For a scalable design, one should obey a few simple rules
The head node should not be used for anything but controlling the cluster. In other words, do not install other applications on the head node. Nor should it be used as a file server for the compute nodes
Always install the full SQL Server, i.e., avoid the Express Edition. This allows unlimited table space, full memory and CPU utilization, which is important especially for large parametric sweep jobs that tend to put a heavy load on the job scheduler
Ultimately the decision whether to co-host a set of applications will depend on their characteristics.

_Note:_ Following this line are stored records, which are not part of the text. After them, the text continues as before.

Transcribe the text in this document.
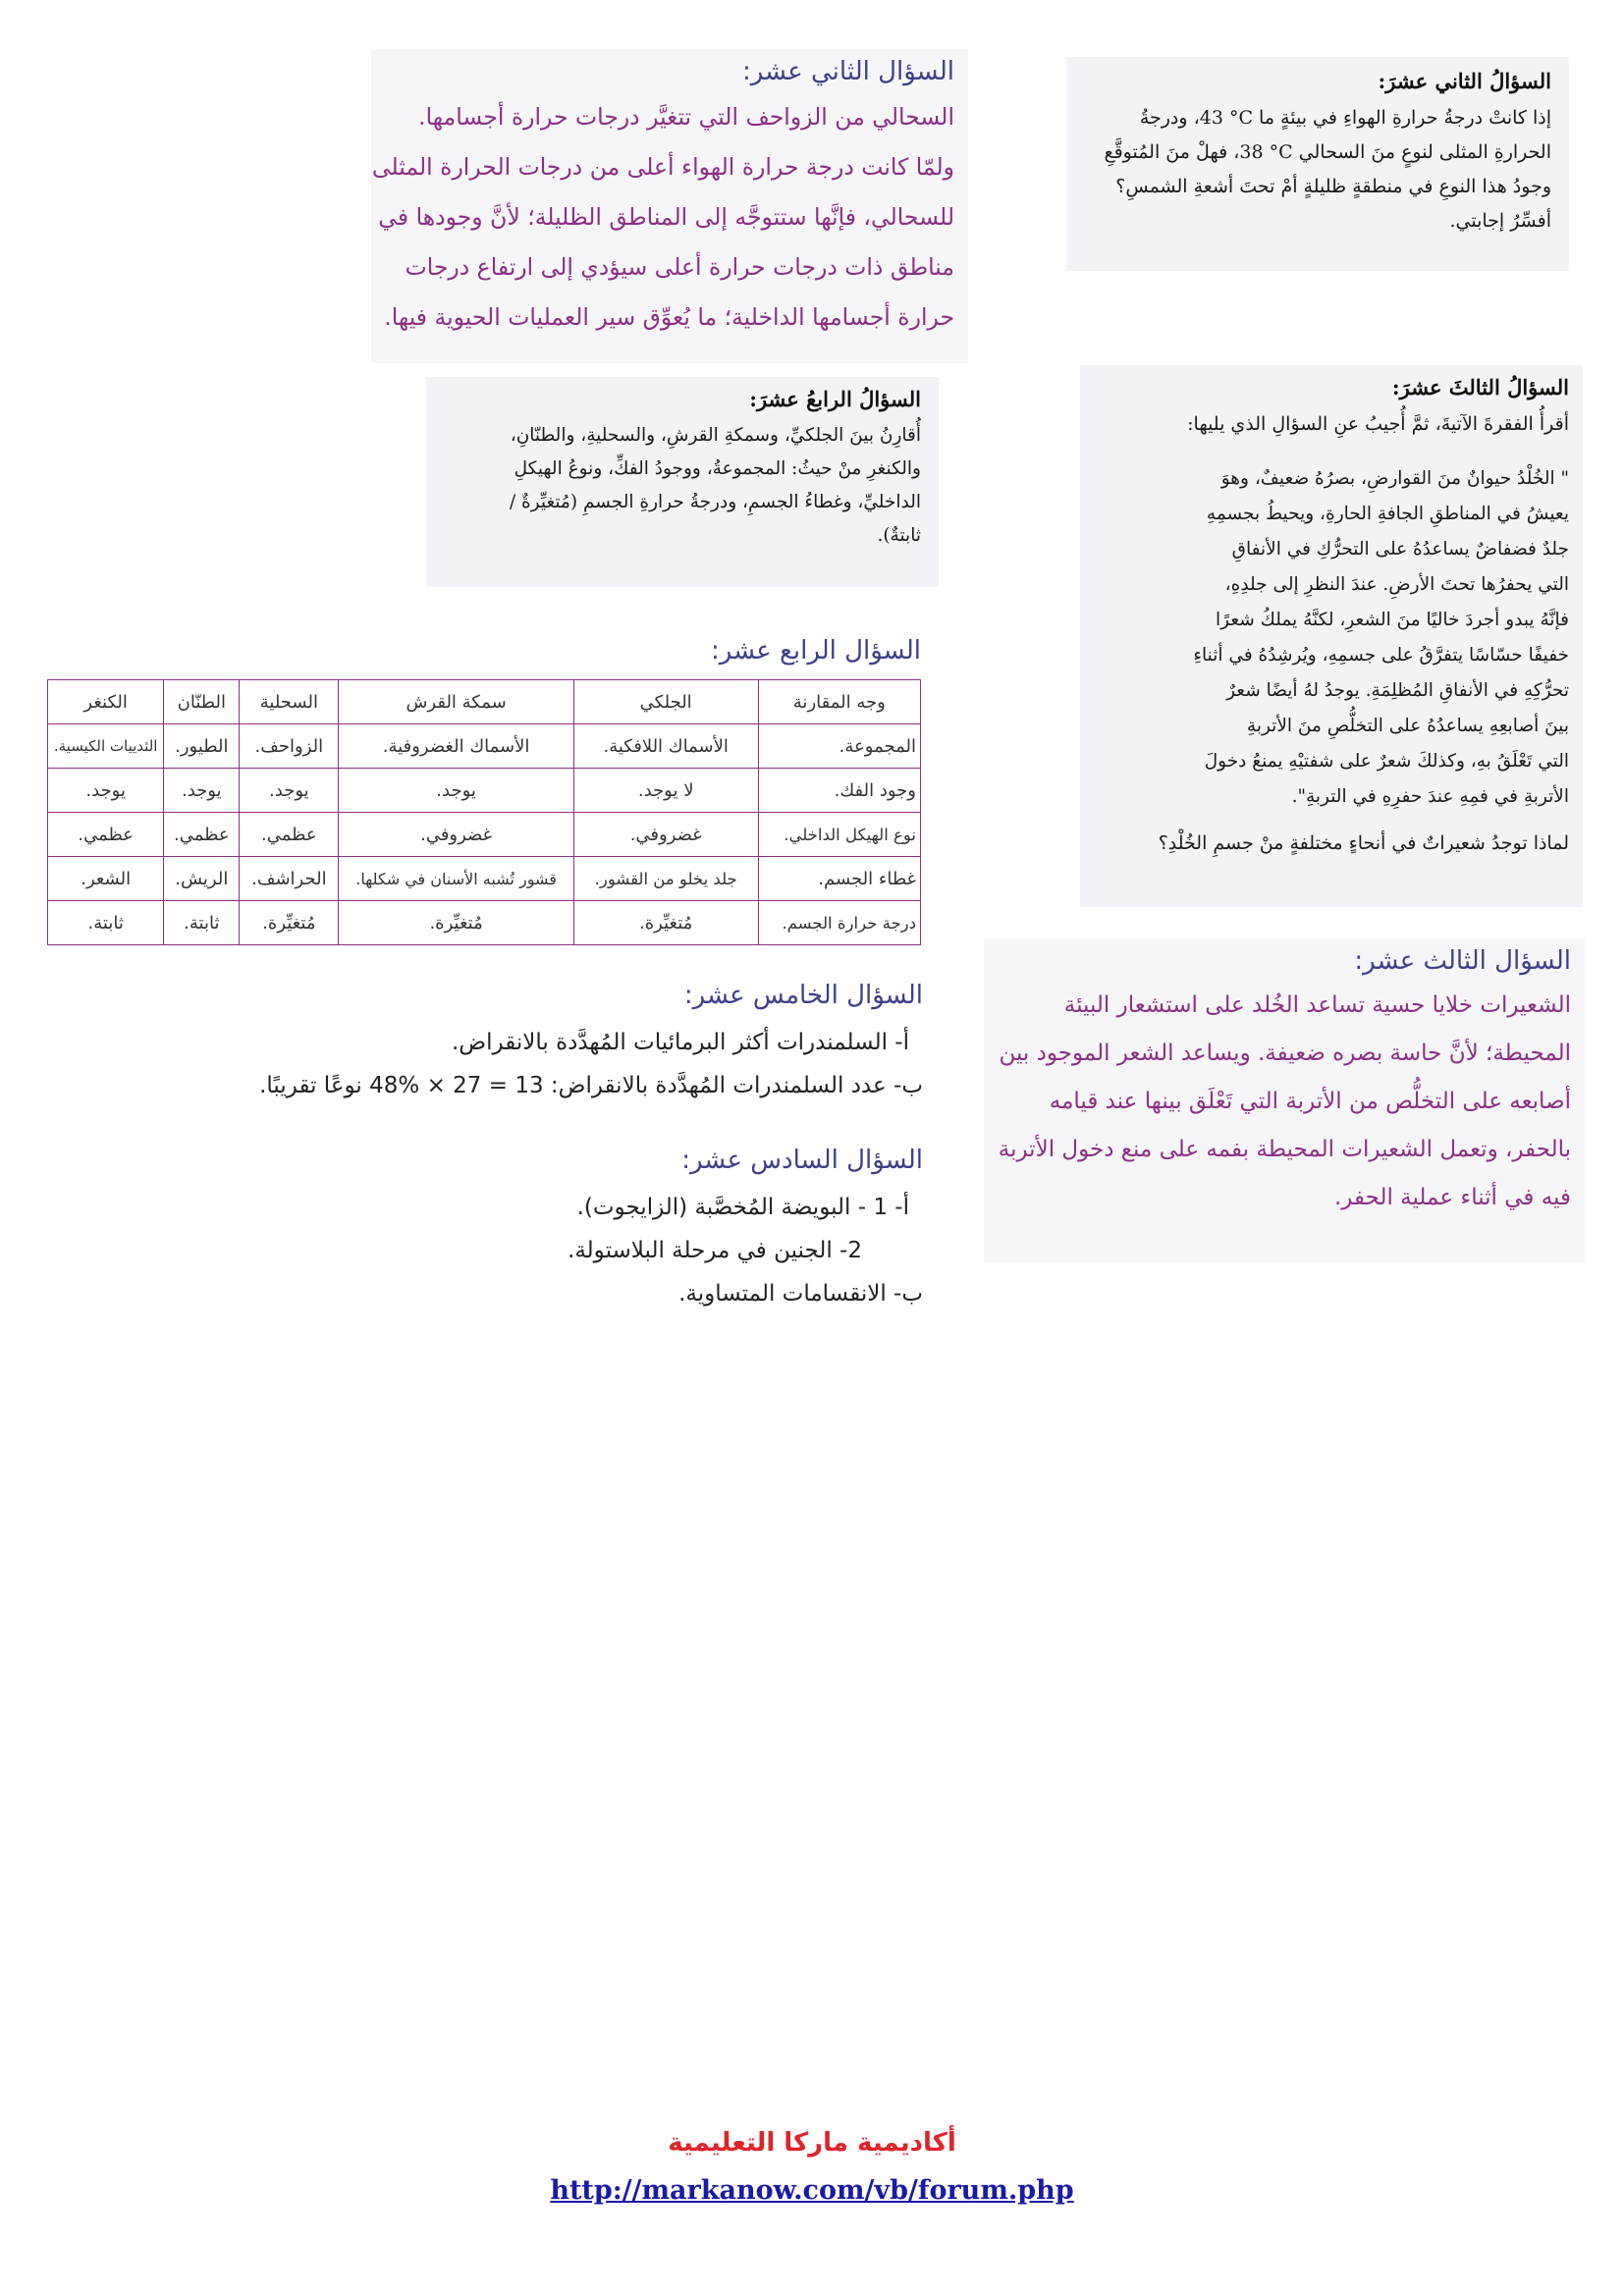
السؤالُ الثاني عشرَ:

إذا كانتْ درجةُ حرارةِ الهواءِ في بيئةٍ ما ‎43 °C‏، ودرجةُ

الحرارةِ المثلى لنوعٍ منَ السحالي ‎38 °C‏، فهلْ منَ المُتوقَّعِ

وجودُ هذا النوعِ في منطقةٍ ظليلةٍ أمْ تحتَ أشعةِ الشمسِ؟

أفسِّرُ إجابتي.

السؤال الثاني عشر:
السحالي من الزواحف التي تتغيَّر درجات حرارة أجسامها.
ولمّا كانت درجة حرارة الهواء أعلى من درجات الحرارة المثلى
للسحالي، فإنَّها ستتوجَّه إلى المناطق الظليلة؛ لأنَّ وجودها في
مناطق ذات درجات حرارة أعلى سيؤدي إلى ارتفاع درجات
حرارة أجسامها الداخلية؛ ما يُعوِّق سير العمليات الحيوية فيها.
السؤالُ الرابعُ عشرَ:

أُقارِنُ بينَ الجلكيِّ، وسمكةِ القرشِ، والسحليةِ، والطنّانِ،

والكنغرِ منْ حيثُ: المجموعةُ، ووجودُ الفكِّ، ونوعُ الهيكلِ

الداخليِّ، وغطاءُ الجسمِ، ودرجةُ حرارةِ الجسمِ (مُتغيِّرةٌ /

ثابتةٌ).

السؤالُ الثالثَ عشرَ:
أقرأُ الفقرةَ الآتيةَ، ثمَّ أُجيبُ عنِ السؤالِ الذي يليها:

" الخُلْدُ حيوانٌ منَ القوارضِ، بصرُهُ ضعيفٌ، وهوَ

يعيشُ في المناطقِ الجافةِ الحارةِ، ويحيطُ بجسمِهِ

جلدٌ فضفاضٌ يساعدُهُ على التحرُّكِ في الأنفاقِ

التي يحفرُها تحتَ الأرضِ. عندَ النظرِ إلى جلدِهِ،

فإنَّهُ يبدو أجردَ خاليًا منَ الشعرِ، لكنَّهُ يملكُ شعرًا

خفيفًا حسّاسًا يتفرَّقُ على جسمِهِ، ويُرشِدُهُ في أثناءِ

تحرُّكِهِ في الأنفاقِ المُظلِمَةِ. يوجدُ لهُ أيضًا شعرٌ

بينَ أصابعِهِ يساعدُهُ على التخلُّصِ منَ الأتربةِ

التي تَعْلَقُ بهِ، وكذلكَ شعرٌ على شفتيْهِ يمنعُ دخولَ

الأتربةِ في فمِهِ عندَ حفرِهِ في التربةِ".

لماذا توجدُ شعيراتٌ في أنحاءٍ مختلفةٍ منْ جسمِ الخُلْدِ؟
السؤال الرابع عشر:
وجه المقارنة	الجلكي	سمكة القرش	السحلية	الطنّان	الكنغر
المجموعة.	الأسماك اللافكية.	الأسماك الغضروفية.	الزواحف.	الطيور.	الثدييات الكيسية.
وجود الفك.	لا يوجد.	يوجد.	يوجد.	يوجد.	يوجد.
نوع الهيكل الداخلي.	غضروفي.	غضروفي.	عظمي.	عظمي.	عظمي.
غطاء الجسم.	جلد يخلو من القشور.	قشور تُشبه الأسنان في شكلها.	الحراشف.	الريش.	الشعر.
درجة حرارة الجسم.	مُتغيِّرة.	مُتغيِّرة.	مُتغيِّرة.	ثابتة.	ثابتة.
السؤال الخامس عشر:
أ- السلمندرات أكثر البرمائيات المُهدَّدة بالانقراض.
ب- عدد السلمندرات المُهدَّدة بالانقراض: ‎48% × 27 = 13‏ نوعًا تقريبًا.
السؤال السادس عشر:
أ- 1 - البويضة المُخصَّبة (الزايجوت).
2- الجنين في مرحلة البلاستولة.
ب- الانقسامات المتساوية.
السؤال الثالث عشر:
الشعيرات خلايا حسية تساعد الخُلد على استشعار البيئة
المحيطة؛ لأنَّ حاسة بصره ضعيفة. ويساعد الشعر الموجود بين
أصابعه على التخلُّص من الأتربة التي تَعْلَق بينها عند قيامه
بالحفر، وتعمل الشعيرات المحيطة بفمه على منع دخول الأتربة
فيه في أثناء عملية الحفر.
أكاديمية ماركا التعليمية
http://markanow.com/vb/forum.php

This is a process that must be solved jointly by the stakeholders involved, i.e., the end users, the IT Department and the ISVs. Decision criteria include – among other things –
Processor architecture. Some application are very sensitive to processor/socket/core affinity and care must be taken when scheduling these
Memory architecture. For certain applications the memory channels – not the amount of memory – is the primary limiting factor
Local disks. Certain application may require large and very fast local disks for scratch space
Response time. Certain users must be served immediately, whereas others can wait
User access pattern. Not all applications may be run at the same time. Certain applications may be run during certain periods due to regulatory compliance
Licensing. Some applications require license tokens controlled by license servers such as FlexLM before they can execute on the cluster. Incorrect implementation of these applications may adversely impact the overall availability of the cluster
HPC Server 2008 R2 is equipped with a set of tools to address these issues (job templates, priorities, preemption, UAC, node groups, etc.). It will require careful analysis in each case, however.
16.5 Head node tuning
For general performance tuning guidelines, we refer to the whitepaper “Windows HPC Server 2008 Head Node Performance Tuning”, which has been distributed as part of the administration class for HPC Server 2008.